Additionally, the approach relies on access to token log-probabilities, which may not be available for all LLM providers or may be restricted in some API tiers. Organizations using models without logprob access would need alternative approaches.
The article also mentions related work on semantic entropy and mutual information between multiple generations as alternative or complementary confidence estimation techniques, suggesting that this is an active area of research with multiple viable approaches.

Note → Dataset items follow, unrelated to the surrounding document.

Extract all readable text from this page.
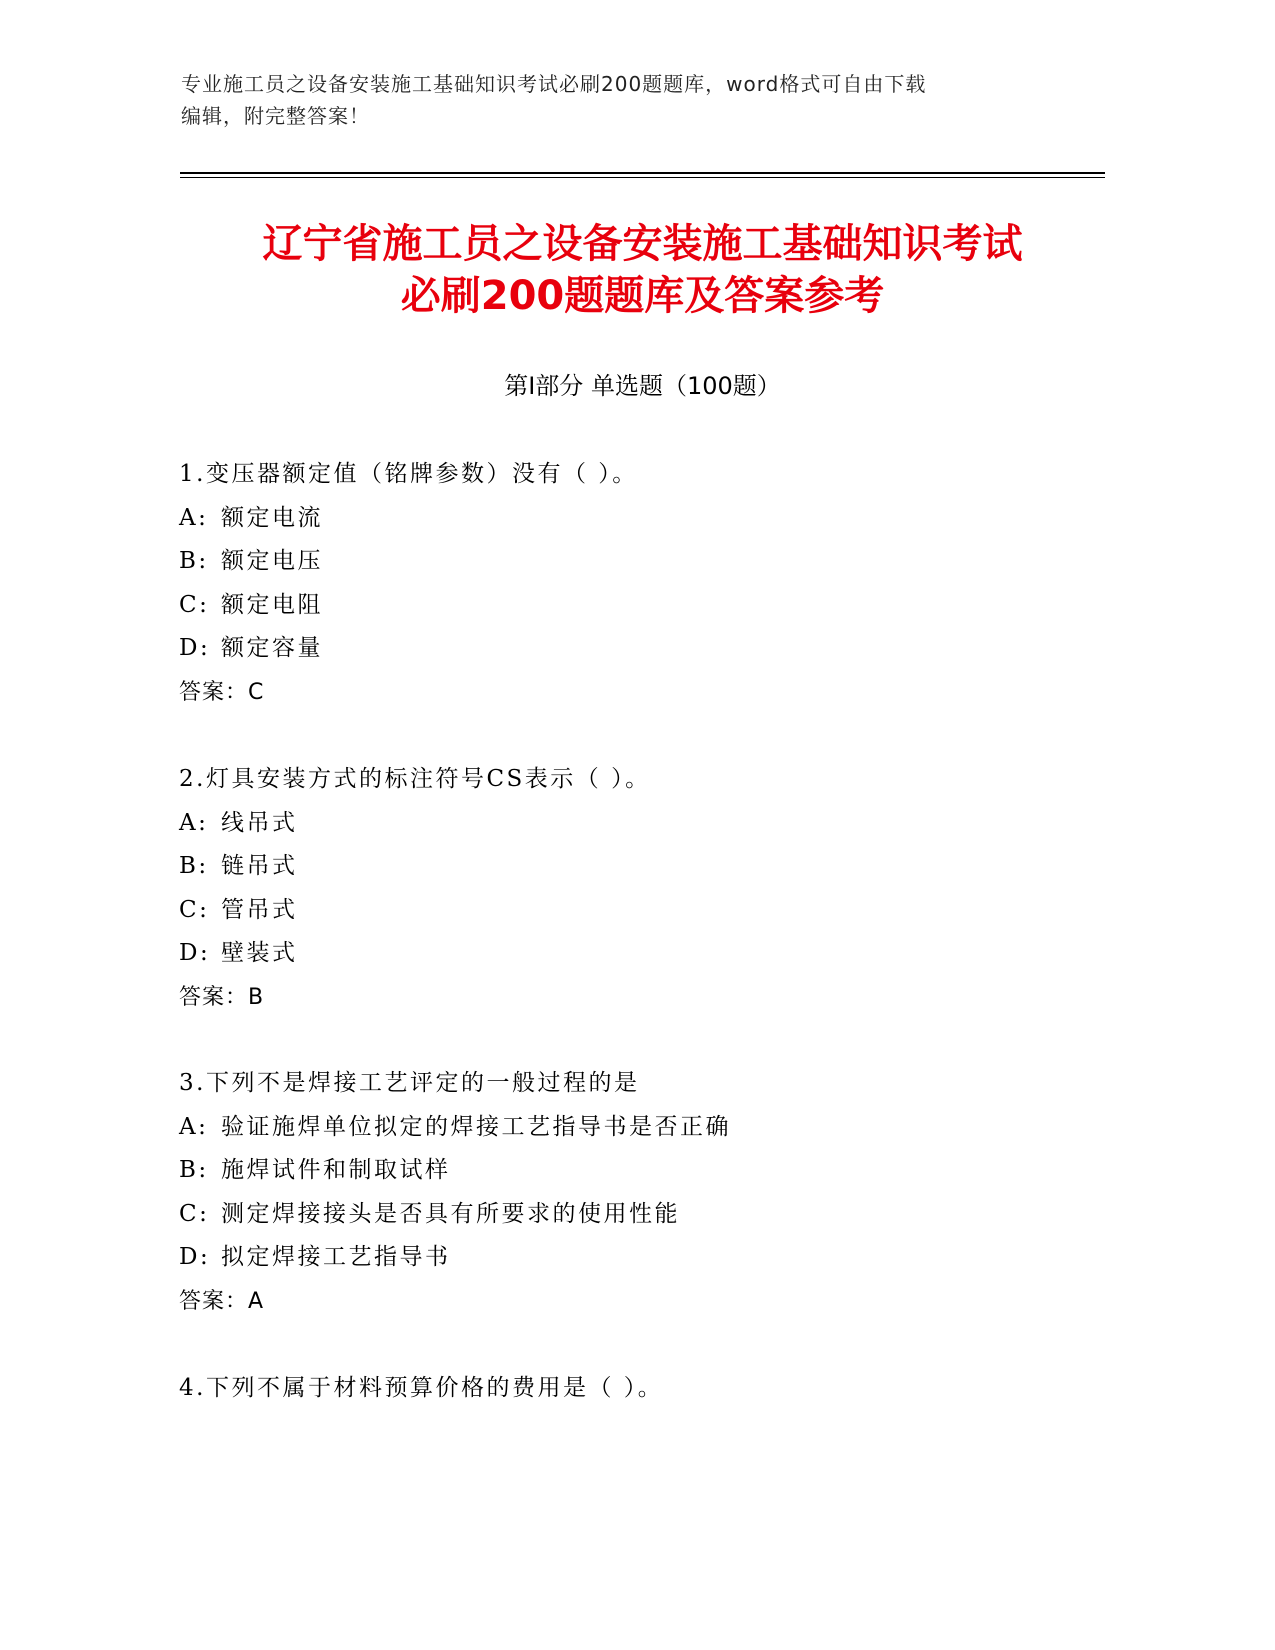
专业施工员之设备安装施工基础知识考试必刷200题题库，word格式可自由下载
编辑，附完整答案！
辽宁省施工员之设备安装施工基础知识考试
必刷200题题库及答案参考
第Ⅰ部分 单选题（100题）
1.变压器额定值（铭牌参数）没有（ ）。
A: 额定电流
B: 额定电压
C: 额定电阻
D: 额定容量
答案：C
2.灯具安装方式的标注符号CS表示（ ）。
A: 线吊式
B: 链吊式
C: 管吊式
D: 壁装式
答案：B
3.下列不是焊接工艺评定的一般过程的是
A: 验证施焊单位拟定的焊接工艺指导书是否正确
B: 施焊试件和制取试样
C: 测定焊接接头是否具有所要求的使用性能
D: 拟定焊接工艺指导书
答案：A
4.下列不属于材料预算价格的费用是（ ）。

## Broader LLMOps Implications
This case study illustrates several important LLMOps principles. First, it demonstrates the value of treating LLM systems with the same rigor as traditional ML systems—establishing baselines, measuring performance, and implementing quality gates. Second, it shows how existing infrastructure (API-provided logprobs) can be leveraged for quality control without requiring additional model training or specialized infrastructure.
The human-in-the-loop pattern for low-confidence responses is a pragmatic approach that acknowledges current LLM limitations while still extracting value from automation. Rather than an all-or-nothing approach, organizations can use confidence scoring to route easy cases to full automation while reserving human expertise for ambiguous situations.
Finally, the approach of building precision-recall curves for LLM systems is a valuable conceptual bridge that makes LLM quality control more accessible to teams familiar with traditional ML evaluation techniques. This could facilitate broader adoption of systematic quality control practices in LLM-powered applications.